A partir dos escritos de Grotowski, desenhei uma “função” para a obra de arte que me interessava: ser ela capaz de gerar em quem se relaciona com ela, alguma autonomia crítica. Para isso, seria inevitável um embate, algum encontro provável entre obra e espectador. Fui então estudar o inconsciente coletivo a fim de esclarecer aquilo que Jung supõe que sejam sedimentos de experiências constantemente revividas pela humanidade (Jung, 1943) . Ora, se minhas montagens teatrais se destinavam ao outro, talvez eu devesse buscar entender alguma lógica possível sobre o outro. E, logo, optei que meus exercícios de direção se tornassem embates vivos, mais questionamentos e menos respostas, porque pelo encontro me parecia ser possível evocar no espectador algum esforço individual de compreensão. Mais que isso: evocar no espectador sua(s) maneira(s) de lidar com a obra e, inevitavelmente, sua(s) forma(s) de ler o mundo.

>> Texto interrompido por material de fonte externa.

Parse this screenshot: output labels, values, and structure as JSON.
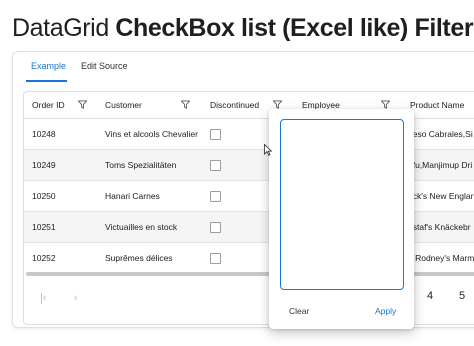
{
  "title": {
    "light": "DataGrid",
    "bold": "CheckBox list (Excel like) Filter"
  },
  "tabs": [
    {
      "label": "Example",
      "active": true
    },
    {
      "label": "Edit Source",
      "active": false
    }
  ],
  "grid": {
    "columns": [
      {
        "label": "Order ID",
        "filter": true
      },
      {
        "label": "Customer",
        "filter": true
      },
      {
        "label": "Discontinued",
        "filter": true
      },
      {
        "label": "Employee",
        "filter": true
      },
      {
        "label": "Product Name",
        "filter": false
      }
    ],
    "rows": [
      {
        "order_id": "10248",
        "customer": "Vins et alcools Chevalier",
        "discontinued": false,
        "product": "ueso Cabrales,Si"
      },
      {
        "order_id": "10249",
        "customer": "Toms Spezialitäten",
        "discontinued": false,
        "product": "ofu,Manjimup Dri"
      },
      {
        "order_id": "10250",
        "customer": "Hanari Carnes",
        "discontinued": false,
        "product": "ack's New Englar"
      },
      {
        "order_id": "10251",
        "customer": "Victuailles en stock",
        "discontinued": false,
        "product": "ustaf's Knäckebr"
      },
      {
        "order_id": "10252",
        "customer": "Suprêmes délices",
        "discontinued": false,
        "product": "ir Rodney's Marm"
      }
    ],
    "pager": {
      "first_icon": "first-page-icon",
      "prev_icon": "chevron-left-icon",
      "pages": [
        "4",
        "5"
      ]
    }
  },
  "filter_popup": {
    "clear_label": "Clear",
    "apply_label": "Apply"
  },
  "colors": {
    "accent": "#1976d2",
    "row_alt": "#f5f5f5",
    "border": "#e0e0e0"
  }
}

Acabei achando tudo isso pretensioso demais. Mas algo me dizia que era isso sim. Dessa forma, a melhor maneira de encontrar clareza foi se jogar em meio à escuridão. Fui então com minha Direção V experimentar estas intuições por sobre um texto de violência e dependência entre um homem e uma mulher, entre um torturador e uma torturada. Já em processo com os atores, cheguei a um ditado popular que assegurava em si justamente uma leitura que eu queria “atacar”. Uma leitura que precisava ser relativizada, a fim de perder seu posto de verdade universal e configurar-se, naturalmente, como uma possibilidade e não mais como fim, inevitabilidade.